Op zoek naar de lutherse identiteit
Het heeft lang geduurd voor een vernieuwing in de kerk plaatsvond.
Reeds in de jaren 30 van de 19e eeuw had de Utrechtse pastor en synode-voorzitter
Deeker Zimmerman gepleit voor kruisbeeld en kaarsen in de kerk. Rond
1900 kwam het luthers genootschap met een vorm vam uitgebreide liturgie.

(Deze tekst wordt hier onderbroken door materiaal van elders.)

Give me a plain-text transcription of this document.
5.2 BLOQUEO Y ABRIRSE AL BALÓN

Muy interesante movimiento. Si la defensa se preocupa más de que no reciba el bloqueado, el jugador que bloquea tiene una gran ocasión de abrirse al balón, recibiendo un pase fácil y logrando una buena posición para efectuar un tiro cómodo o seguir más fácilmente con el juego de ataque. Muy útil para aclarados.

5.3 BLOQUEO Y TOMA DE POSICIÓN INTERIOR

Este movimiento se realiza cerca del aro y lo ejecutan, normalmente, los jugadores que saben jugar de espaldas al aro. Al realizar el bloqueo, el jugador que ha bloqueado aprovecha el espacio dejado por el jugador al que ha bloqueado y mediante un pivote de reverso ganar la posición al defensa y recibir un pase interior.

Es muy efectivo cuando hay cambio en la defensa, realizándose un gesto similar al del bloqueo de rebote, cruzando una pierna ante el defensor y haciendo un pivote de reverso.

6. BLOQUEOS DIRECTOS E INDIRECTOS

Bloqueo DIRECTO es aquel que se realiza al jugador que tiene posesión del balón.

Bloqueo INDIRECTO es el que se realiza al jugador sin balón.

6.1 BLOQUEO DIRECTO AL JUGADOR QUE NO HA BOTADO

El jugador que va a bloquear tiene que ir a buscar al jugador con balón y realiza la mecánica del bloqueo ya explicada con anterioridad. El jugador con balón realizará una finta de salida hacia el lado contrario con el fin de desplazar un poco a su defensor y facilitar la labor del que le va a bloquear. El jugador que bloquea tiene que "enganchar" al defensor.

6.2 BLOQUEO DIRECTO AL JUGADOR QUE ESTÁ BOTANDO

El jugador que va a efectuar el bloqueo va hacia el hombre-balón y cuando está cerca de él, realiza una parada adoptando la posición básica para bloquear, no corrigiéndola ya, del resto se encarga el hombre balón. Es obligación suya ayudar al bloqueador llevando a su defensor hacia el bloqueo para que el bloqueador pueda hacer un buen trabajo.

Een doorbraak in de kerkinrichting betekende de bouw van de Maarten
Lutherkerk in Amsterdam-Zuid met centraal geplaatste avondmaalstafel
(1937).
Na de Tweede Wereldoorlog kwam de liturgische en bestuurlijke vernieuwing
van de kerk. In de liturgie sloot men zich nauw aan bij de liturgische
vormen zoals die elders in de lutherse kerk golden. De nieuwe kerkorde
betekende een totaal nieuw beleven van het kerk-zijn. De synode is
niet langer uitsluitend bestuurslichaam, maar moet zelf op haar wijze
het Evangelie belijden. De voorzitter van de synode krijgt een eigen
plaats: toch een tikje episcopaal, hoewel dat geen hogere orde betekent,
maar een verantwoordelijkheid dragen voor heel de kerk.
Conclusie:
De Nederlands lutherse kerk heeft eigen kenmerken die bepaald zijn
door haar geschiedenis en situatie in een grotendeels calvinistisch
land. Toch zijn de punten van verschil met de lutherse kerk elders
minder belangrijk dan de overeenkomst. In het proces van 'Samen op
weg' en dat niet alleen met de hervormden/gereformeerden, maar met
heel de kerk in welke vorm ook, heeft de lutherse kerk ook in ons
land een eigen plaats. Alleen als we ons daarvan bewust zijn zal onze
kerk nog toekomst hebben en zal zij niet in een bepaalde richting
worden meegetrokken. De voorvaderen hebben ondanks alle tegenwerking
zich daarvoor gehoed ondanks hun betrekkelijke kleinheid. Zal die
bezieling er ook nu nog zijn, die leeft uit het door Luther aan het
licht gebrachte: 'alleen door het geloof', 'alleen door de genade'?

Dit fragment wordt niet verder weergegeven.